The White House had responded to questions last week about whether such a search could happen last weekend, when Biden was at Camp David and in Wilmington, but there is no indication that it happened.
“There has been no limit to transparency,” White House press secretary Karine Jean-Pierre said earlier this month during a particularly spirited White House press conference.
The repeated disclosures come after months of reporting on Donald Trump’s own resistance to government demands to return documents, and the FBI’s discovery under a Mar-a-Lago search warrant of hundreds of documents marked as “classified”.
The search of the Penn Biden Center in Washington, DC came days after the discovery of the initial document.
The FBI conducted a search of Biden’s home in Wilmington, Delaware, where classified materials were discovered in a garage and a private library.
The same garage houses Biden’s classic Corvette Stingray, along with some boxes and a lampshade.
The news broke when Biden visited New York to promote infrastructure improvements.

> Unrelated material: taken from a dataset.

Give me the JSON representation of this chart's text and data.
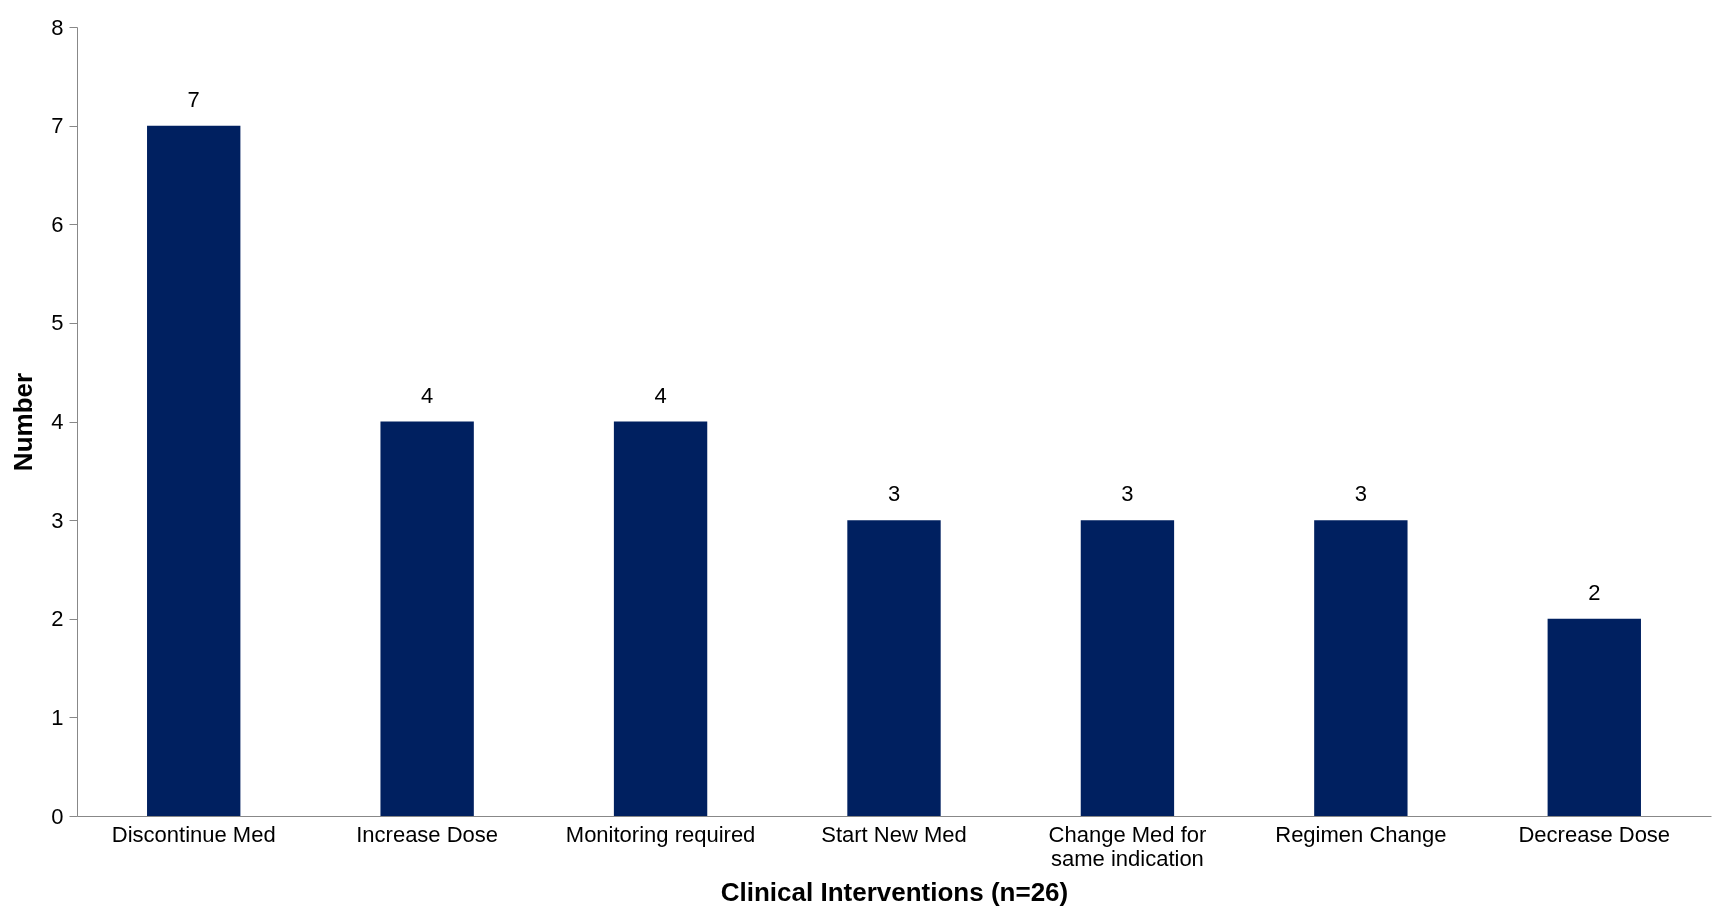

The president has faced repeated questions about the documents, sometimes berating reporters, sometimes defending his conduct.
Former Barack Obama adviser David Axelrod is among prominent Democrats who have criticized the Biden White House for a lack of transparency, in an op-ed in which he blamed the team for violating a crisis communications mantra to ‘fully disclose all the facts’ as soon as possible.
Bauer’s statement following the Wilmington search this month made it clear that the Justice Department was involved in the search.
DOJ “took possession of materials it deemed to be within the scope of its investigation, including six items consisting of documents with classification marks and surrounding materials, some of which were from the President’s service in the Senate and others from his tenure as vice president,” Bauer said in a statement at the time. He said investigators also took handwritten notes from Biden’s time as vice president.